Similar design appreas on ShapeAttr , it also does not have the setShape method, meaning this by design could not be modified.
As tfg is designed to replace grappler, in grappler, it could easily change those things in NodeDef, how could tfg do these things? Should tfg always create a new node and replace the old one?
The attribute is immutable, but the node has a mutable dictionary of attribute (this isn’t specific to TFG, this is standard MLIR): so you can just update the attribute on a node.
That said, when you do constant folding, in general you replace some nodes with a constant node so you have to recreate a new node and replace the old one regardless.
Types aren’t mutable, the exception you’re pointing at is only intended to be able to implement recursive types (you need to create the Type and then mutate it to add a reference to itself).
Regardless, I’m not sure what is the problem you’re trying to solve with this?
As mentioned above, you can’t change the content of an attribute in-place, but you swap individual attributes on an operation. Similarly you can swap the type of individual results of an operation in place. Doing so you don’t modify a type itself, you create a new type and swap it from the old type.
In general MLIR is much more efficient than the proto representation used by Grappler.
If you haven’t seen it yet, I invite you to look into the MLIR tutorial (slides - recording - online step-by-step) as well as this doc that explains the in-memory representation of the IR and in particular the def-use chains.
The problem I am trying to solve is to implement a graph optimization pass based on TFG, similar to GSPMD does for XLA. This optimization pass would add additional information to TFG’s node, and this information would be changed during the optimization process.
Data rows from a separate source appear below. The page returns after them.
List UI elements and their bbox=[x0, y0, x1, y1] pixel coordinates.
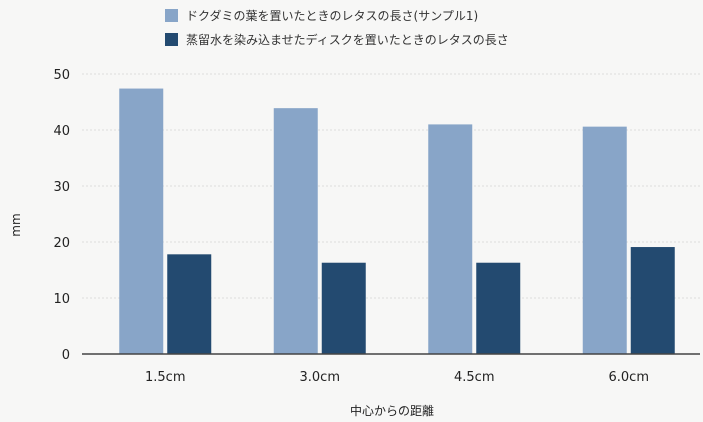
x-tick-label: 3.0cm bbox=[300, 370, 341, 385]
x-tick-label: 6.0cm bbox=[609, 370, 650, 385]
y-axis-ticks: 0 10 20 30 40 50 bbox=[53, 68, 70, 363]
gridlines bbox=[82, 73, 700, 299]
bar-series-1-1.5cm bbox=[119, 88, 164, 354]
legend: ドクダミの葉を置いたときのレタスの長さ(サンプル1) 蒸留水を染み込ませたディス… bbox=[165, 8, 509, 47]
bar-series-2-1.5cm bbox=[167, 254, 212, 354]
bar-series-1-4.5cm bbox=[428, 124, 473, 355]
y-tick-label: 0 bbox=[62, 348, 70, 363]
bar-series-2-3.0cm bbox=[321, 262, 366, 354]
x-axis-label: 中心からの距離 bbox=[350, 403, 434, 418]
legend-swatch-series-2 bbox=[165, 33, 178, 46]
legend-label-series-1: ドクダミの葉を置いたときのレタスの長さ(サンプル1) bbox=[186, 8, 478, 23]
y-tick-label: 20 bbox=[53, 236, 70, 251]
legend-swatch-series-1 bbox=[165, 9, 178, 22]
y-tick-label: 30 bbox=[53, 180, 70, 195]
x-tick-label: 1.5cm bbox=[145, 370, 186, 385]
legend-label-series-2: 蒸留水を染み込ませたディスクを置いたときのレタスの長さ bbox=[186, 32, 509, 47]
bars bbox=[119, 88, 675, 355]
bar-series-2-6.0cm bbox=[630, 247, 675, 354]
y-axis-label: mm bbox=[9, 213, 23, 236]
x-axis-ticks: 1.5cm 3.0cm 4.5cm 6.0cm bbox=[145, 370, 649, 385]
y-tick-label: 10 bbox=[53, 292, 70, 307]
bar-series-1-3.0cm bbox=[273, 108, 318, 354]
y-tick-label: 40 bbox=[53, 124, 70, 139]
y-tick-label: 50 bbox=[53, 68, 70, 83]
bar-series-1-6.0cm bbox=[582, 126, 627, 354]
bar-series-2-4.5cm bbox=[476, 262, 521, 354]
x-tick-label: 4.5cm bbox=[454, 370, 495, 385]
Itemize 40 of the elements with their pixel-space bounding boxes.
This info could be something like “estimated split strategy for current op”. Let’s call this split_strategy for simplicity. I would wish this split_strategy flow through the whole graph, thus every op node would have this split_strategy.
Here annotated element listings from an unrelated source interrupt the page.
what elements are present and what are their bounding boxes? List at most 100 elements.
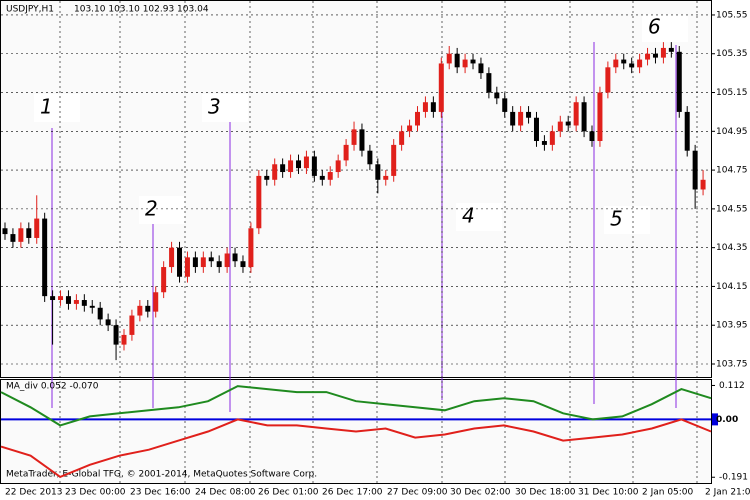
candle-body [343,144,349,161]
candle-body [26,228,32,238]
annotation-box [202,94,248,122]
candle-body [153,292,159,312]
candle-body [216,261,222,268]
candle-body [161,267,167,293]
candle-body [303,156,309,169]
candle-body [660,47,666,58]
indicator-line [0,418,712,479]
chart-title: USDJPY,H1 [6,5,54,15]
candle-body [192,257,198,268]
x-tick-label: 24 Dec 08:00 [195,488,256,498]
candle-body [375,164,381,180]
candle-body [232,253,238,262]
candle-body [668,47,674,52]
y-tick-label: 105.15 [716,88,748,98]
candle-body [399,131,405,145]
candle-body [248,228,254,268]
candle-body [470,59,476,64]
annotation: 4 [462,204,475,228]
x-tick-label: 22 Dec 2013 [5,488,63,498]
candle-body [414,111,420,126]
candle-body [645,53,651,60]
candle-body [137,305,143,316]
candle-body [383,175,389,180]
y-tick-label: 104.95 [716,127,748,137]
y-tick-label: 104.15 [716,282,748,292]
candle-body [533,117,539,142]
annotation: 1 [40,95,53,119]
annotation-box [139,196,185,224]
annotation-box [604,206,650,234]
candle-body [145,305,151,312]
candle-body [526,111,532,118]
y-tick-label: 104.35 [716,243,748,253]
candle-body [430,102,436,112]
candle-body [240,261,246,268]
zero-label-box [712,413,718,426]
candle-body [10,234,16,242]
x-tick-label: 31 Dec 10:00 [578,488,639,498]
candle-body [89,305,95,308]
candle-body [637,59,643,68]
candle-body [549,131,555,145]
candle-body [367,150,373,165]
main-panel [0,0,712,378]
candle-body [264,175,270,180]
candle-body [296,160,302,169]
candle-body [629,63,635,68]
candle-body [65,296,71,304]
candle-body [256,175,262,229]
candle-body [462,59,468,68]
candle-body [486,73,492,93]
y-tick-label: 105.55 [716,10,748,20]
candle-body [446,53,452,64]
candle-body [311,156,317,176]
candle-body [573,102,579,126]
candle-body [50,296,56,301]
candle-body [351,129,357,145]
annotation-box [456,203,502,231]
y-tick-label: 0.00 [716,415,738,425]
candle-body [541,141,547,145]
candle-body [478,63,484,74]
candle-body [589,131,595,142]
indicator-title: MA_div 0.052 -0.070 [6,382,99,392]
indicator-line [0,385,712,427]
candle-body [359,129,365,151]
candle-body [327,172,333,180]
x-tick-label: 26 Dec 01:00 [258,488,319,498]
chart-subtitle: 103.10 103.10 102.93 103.04 [74,5,209,15]
annotation: 5 [610,207,623,231]
x-tick-label: 30 Dec 18:00 [515,488,576,498]
candle-body [422,102,428,112]
candle-body [42,218,48,297]
candle-body [34,218,40,238]
candle-body [280,164,286,173]
x-tick-label: 23 Dec 00:00 [65,488,126,498]
candle-body [597,92,603,142]
annotation-box [642,14,688,42]
candle-body [391,144,397,176]
candle-body [319,175,325,180]
candle-body [73,300,79,304]
candle-body [621,59,627,64]
candle-body [335,160,341,173]
candle-body [129,315,135,335]
candle-body [581,102,587,132]
y-tick-label: 0.112 [719,381,745,391]
candle-body [692,150,698,190]
x-tick-label: 26 Dec 17:00 [322,488,383,498]
candle-body [18,228,24,242]
candle-body [407,125,413,132]
candle-body [605,67,611,93]
candle-body [177,247,183,277]
candle-body [510,111,516,126]
y-tick-label: -0.191 [719,473,748,483]
candle-body [184,257,190,277]
candle-body [58,296,64,301]
candle-body [105,319,111,326]
candle-body [97,307,103,320]
candle-body [200,257,206,268]
candle-body [454,53,460,68]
To do that, I am looking forward to define a dialect called toy , this dialect is based on tfg, and it wraps mlir::TensorType to a toy::TensorType. This toy::TensorType would have an additional field split_strategy. This split_strategy would change frequently when searching for an optimal one. Thus recreating the node would be something too expensive.
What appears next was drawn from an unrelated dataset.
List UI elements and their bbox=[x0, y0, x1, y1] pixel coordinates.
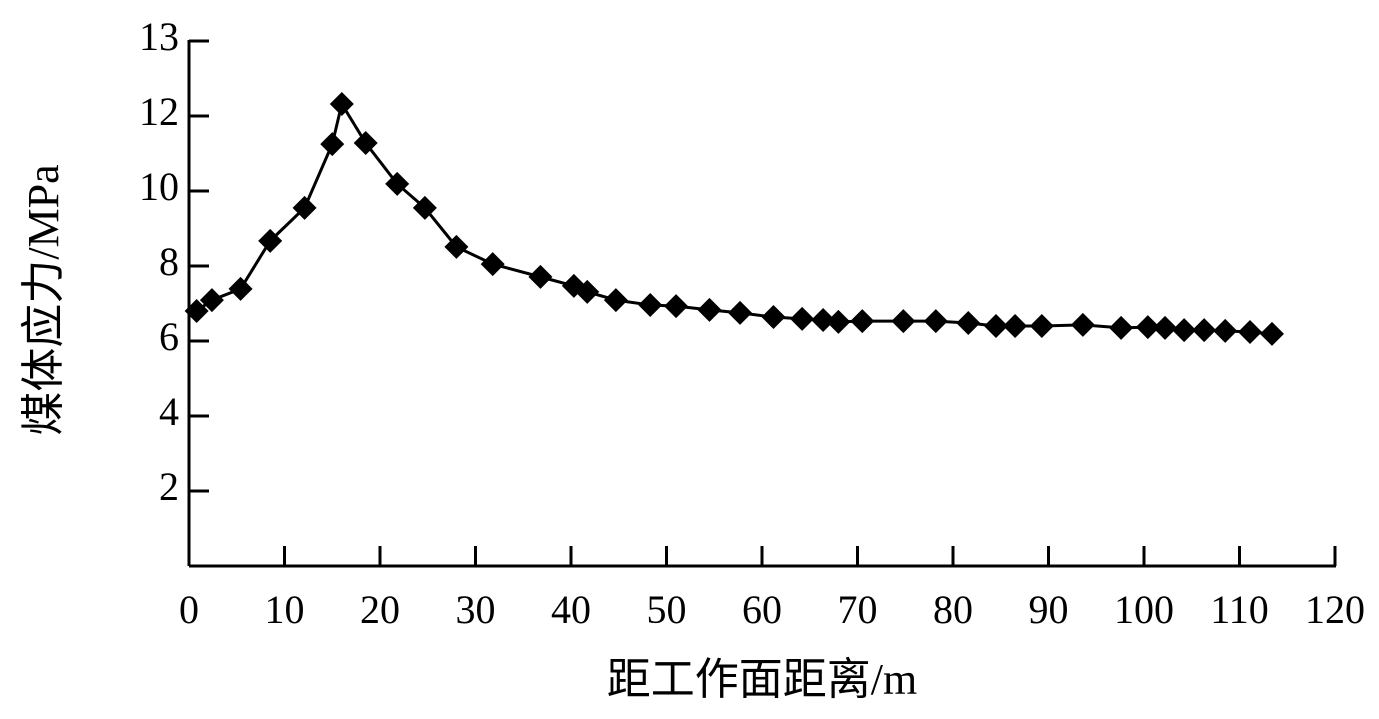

As you mentioned, if the types are not mutable in general, then could you tell me a little more the use case of how to bind mutable information to the tfg tensor as an attribute? I mean, could you give a little more hint on how to sway individual attributes? By defining the the attribute as a pointer?
I thought converting a mlir::ElementsAttr(tfg converted tensor type) to toy::TensorType (toy dialect converted from tfg) dialect and do whatever on that type is a a good choice. If the mutable type is not intended , then what should I refer if I wish to frequently update information binded to an tensor attribute?
If you’d like to carry information on the nodes, you can just add attributes to the node themselves freely: that’s quite cheap to do.
If you rather model this on the types themselves, then you’d just re-create a new type every time you want to modify the “split_strategy” and set it on the actual “edge” in the graph (a Value in MLIR terminology).
The actual mechanism depends on how is this “split_strategy” represented? Is this an enum or a more complex datastrutture?
It should be a complex data structure containing something like 1D array representing shapes, 2D array representing devices, etc. Thus it is a struct.
In that case, it seems that carrying information on Types is expensive, since I need to recreate every time it changes. So I have to attach a pointer-like attribute, and mutate that underlying information, is this correct?
You saved my day! Thank you very much for your help!
You really can’t mutate Type and Attribute safely: they are stored in a map and hashed. Every operation (node…) using a given type will reuse the same instance. When you “recreate” a Type what happens is actually hashing and lookup to see if it already exists, in which case it gets returned.
In general, if you need to just compute transient information in a transformation, you may not store them directly by mutating the IR, you may keep a map on the side from operations to “split_strategy” and use this as your temporary storage. It does not prevent you from materializing the “split_strategy” as type/attribute annotation when you’re done, but that shouldn’t be too heavy any more at this point.